Let's see 99. 9 * 137 = 1233. The "diff" is 9 - 3 = +6. "Carry" is 123. In the second iteration when we try to add a digit 9 to 9 and make it 99, we have diff_of_digitsum (digit, 137*digit+carry) = diff_of_digitsum (9, 137*9+123) = diff_of_digitsum (9, 1356) = -6 and it neutralizes our surplus 6. So 99 is a hit!

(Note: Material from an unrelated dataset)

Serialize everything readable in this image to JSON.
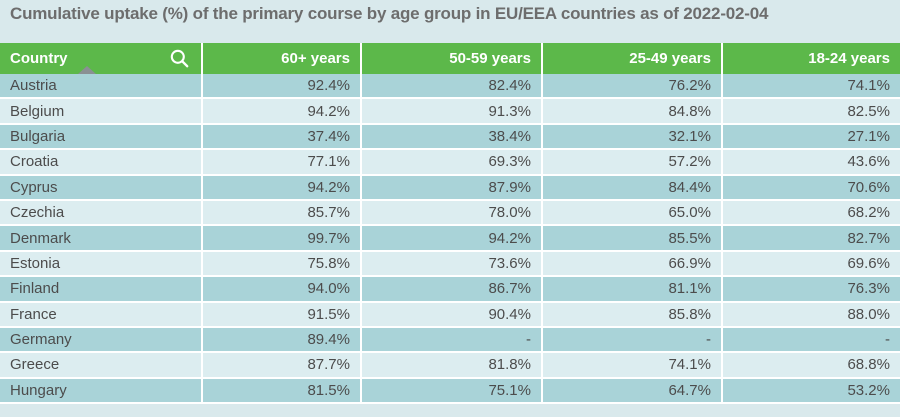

In code, we just need 18 iteration. In the first round, we deal with the single digit numbers, 2nd round the 2-digit numbers, then 3-digit ... until we get to 18-digit numbers. Make a table before the iterations that with a structure like this:
table[(diff, carry)] = amount_of_numbers_with_the_same_diff_and_carry
Then the iteration begins, you need to keep updating the table as you go. Add new entries if you encounter a new signature, and always update amount_of_numbers_with_the_same_diff_and_carry. First round, the single digits, populate the table:
0: 0 * 137 = 0, diff: 0; carry: 0. table[(0, 0)] = 1
1: 1 * 137 = 137. diff: 1 - 7 = -6; carry: 13. table[(-6, 13)] = 1
2: 2 * 137 = 274. diff: 2 - 7 = -5; carry: 27. table[(-5, 27)] = 1
And so on.
Second iteration, the "10"th digit, we will go over the digit 0-9 as your "m" and use it in (1) to see if it can produce a result that neutralizes the "diff". If yes, it means this m is going to make all those amount_of_numbers_with_the_same_diff_and_carry into hits. Hence counting not showing. And then we can calculate the new diff and carry with this digit added, like in the example 9 has diff 6 and carry 123 but 99 has the diff 9 - 6 ( last digit from 1356) = 3 and carry 135, replace the old table using the new info.
Last comment, be careful the digit 0. It will appear a lot of times in the iteration and don't over count it because 0009 = 009 = 09 = 9. If you use c++, make sure the sum is in unsigned long long and that sort because it is big. Good luck.
You are trying to solve a Project Euler problem by brute force. That may work for the first few problems, but for most problems you need think of a more sophisticated approach.
Since it is IMHO not OK to give advice specific to this problem, take a look at the general advice in this answer.
This brute force Python solution of 7 digits ran for 19 seconds for me:
print sum(sum(map(int, str(n))) == sum(map(int, str(137 * n)))
for n in xrange(0, 10 ** 7, 9))
On the same machine, single core, same Python interpreter, same code, would take about 3170 years to compute for 18 digits (as the problem asked).
See dgg32's answer for an inspiration of a faster counting.